A1 MEDIA MAROS – Gedung baru Kantor Kementerian Agama (Kemenag) Maros kini berdiri kokoh, sebuah penanda fisik dari kemajuan dan komitmen dalam melayani masyarakat. Pembangunan megah yang telah rampung dan diserahterimakan ini, sebagaimana ditegaskan oleh Pejabat Pembuat Komitmen (PPK) Kanwil Kemenag Sulsel, H. Supriadi Alwi, menandai selesainya satu babak penting. Namun, bagi Kemenag Maros, ini hanyalah garis start menuju tahap yang lebih krusial: menuntaskan penataan aksesibilitas dan kenyamanan layanan.
Jika pembangunan fisik adalah tentang struktur dan keindahan arsitektur, maka penataan aksesibilitas adalah tentang jiwa dari pelayanan itu sendiri. Ia bicara tentang kehangatan, inklusivitas, dan penghargaan terhadap setiap individu yang datang mencari layanan. Inilah yang kini menjadi prioritas utama Kepala Kantor Kementerian Agama (Kakankemenag) Maros, H. Muhammad Nur Halik, dan jajarannya.
“Pembangunan gedung memang telah selesai. Namun, esensi sebuah pelayanan publik yang prima tidak berhenti pada kemegahan fisik semata. Ia harus merangkul setiap lapisan masyarakat, memastikan setiap individu merasa nyaman dan terlayani dengan mudah,” ujar Nur Halik, menjelaskan visi di balik upaya penataan yang sedang berlangsung.
Terbayang bagaimana sulitnya bagi lansia, penyandang disabilitas, atau ibu dengan anak-anak kecil untuk mengurus keperluannya jika halaman kantor masih berupa tanah yang becek dan tidak rata, apalagi di tengah musim penghujan seperti sekarang. Maka dari itu, upaya penimbunan halaman yang diikuti dengan pemasangan paving block bukan sekadar pekerjaan mempercantik area. Ini adalah investasi vital untuk menciptakan area parkir yang layak, jalur pejalan kaki yang aman, dan akses yang ramah bagi semua.
Nur Halik menegaskan, “Kami belum bisa memfungsikan gedung baru ini secara optimal jika aspek fungsionalitas dan kenyamanan dasar belum terpenuhi. Keberadaan halaman yang tertata rapi dan akses yang mudah adalah kunci untuk menjaga kebersihan kantor dan, yang terpenting, demi kenyamanan setiap tamu yang datang.”
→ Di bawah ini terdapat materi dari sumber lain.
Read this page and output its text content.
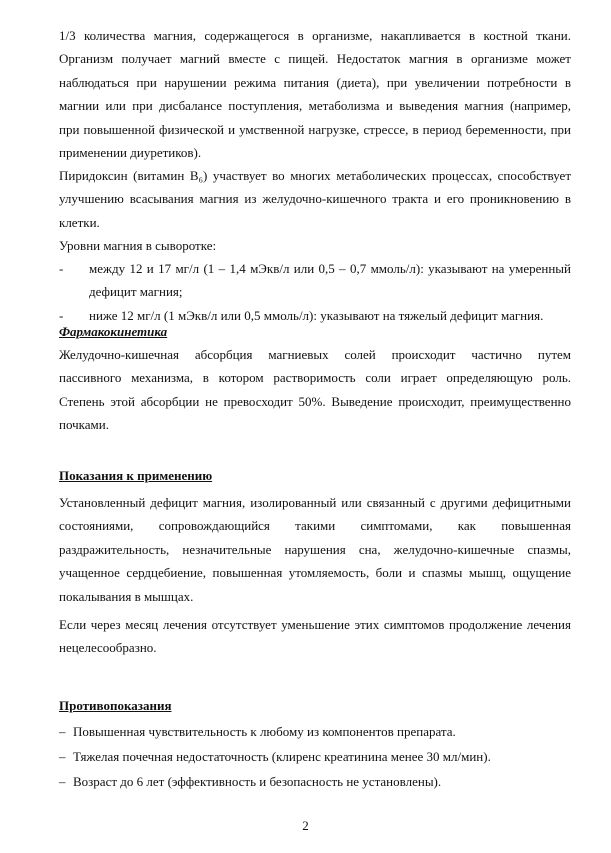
1/3 количества магния, содержащегося в организме, накапливается в костной ткани.
Организм получает магний вместе с пищей. Недостаток магния в организме может
наблюдаться при нарушении режима питания (диета), при увеличении потребности в
магнии или при дисбалансе поступления, метаболизма и выведения магния (например,
при повышенной физической и умственной нагрузке, стрессе, в период беременности, при
применении диуретиков).
Пиридоксин (витамин B₆) участвует во многих метаболических процессах, способствует
улучшению всасывания магния из желудочно-кишечного тракта и его проникновению в
клетки.
Уровни магния в сыворотке:
- между 12 и 17 мг/л (1 – 1,4 мЭкв/л или 0,5 – 0,7 ммоль/л): указывают на умеренный
дефицит магния;
- ниже 12 мг/л (1 мЭкв/л или 0,5 ммоль/л): указывают на тяжелый дефицит магния.
Фармакокинетика
Желудочно-кишечная абсорбция магниевых солей происходит частично путем
пассивного механизма, в котором растворимость соли играет определяющую роль.
Степень этой абсорбции не превосходит 50%. Выведение происходит, преимущественно
почками.
Показания к применению
Установленный дефицит магния, изолированный или связанный с другими дефицитными
состояниями, сопровождающийся такими симптомами, как повышенная
раздражительность, незначительные нарушения сна, желудочно-кишечные спазмы,
учащенное сердцебиение, повышенная утомляемость, боли и спазмы мышц, ощущение
покалывания в мышцах.
Если через месяц лечения отсутствует уменьшение этих симптомов продолжение лечения
нецелесообразно.
Противопоказания
– Повышенная чувствительность к любому из компонентов препарата.
– Тяжелая почечная недостаточность (клиренс креатинина менее 30 мл/мин).
– Возраст до 6 лет (эффективность и безопасность не установлены).
2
Penjelasan ini sekaligus mengklarifikasi pertanyaan publik terkait status operasional gedung baru yang ramai diperbincangkan. Pekerjaan penataan halaman yang sedang berlangsung, seperti yang dikemukakan Supriadi Alwi, adalah upaya terpisah dari kontrak pembangunan gedung tahun 2025, murni merupakan inisiatif Kemenag Maros untuk memaksimalkan fungsi layanan.
Saat ini, di tengah proses penyempurnaan fasilitas pendukung, layanan administrasi keagamaan dan pendidikan di Kemenag Maros tetap berjalan normal dengan memanfaatkan aula dan pendopo yang ada. Ini menunjukkan adaptabilitas dan komitmen Kemenag Maros untuk tidak menghentikan roda pelayanan, bahkan di tengah transisi.
Targetnya, fasilitas pendukung ini akan segera terwujud dalam waktu dekat, menjadikan Kantor Kemenag Maros bukan hanya gedung yang megah, tetapi juga pusat layanan umat yang sesungguhnya – sebuah tempat yang ramah, inklusif, dan mencerminkan nilai-nilai pelayanan prima.
“Kami mengharapkan doa dan dukungan masyarakat Maros, agar proses penyempurnaan fasilitas layanan ini lancar dan tidak terkendala cuaca. Dengan demikian, gedung baru Kantor Kemenag Maros ini segera menjadi pusat layanan umat yang representatif, sebuah simbol komitmen Kemenag Maros untuk selalu hadir dan melayani dengan sepenuh hati,” tutup Nur Halik, dengan harapan agar Kemenag Maros dapat segera menyambut masyarakat di “rumah” yang lebih nyaman dan aksesibel.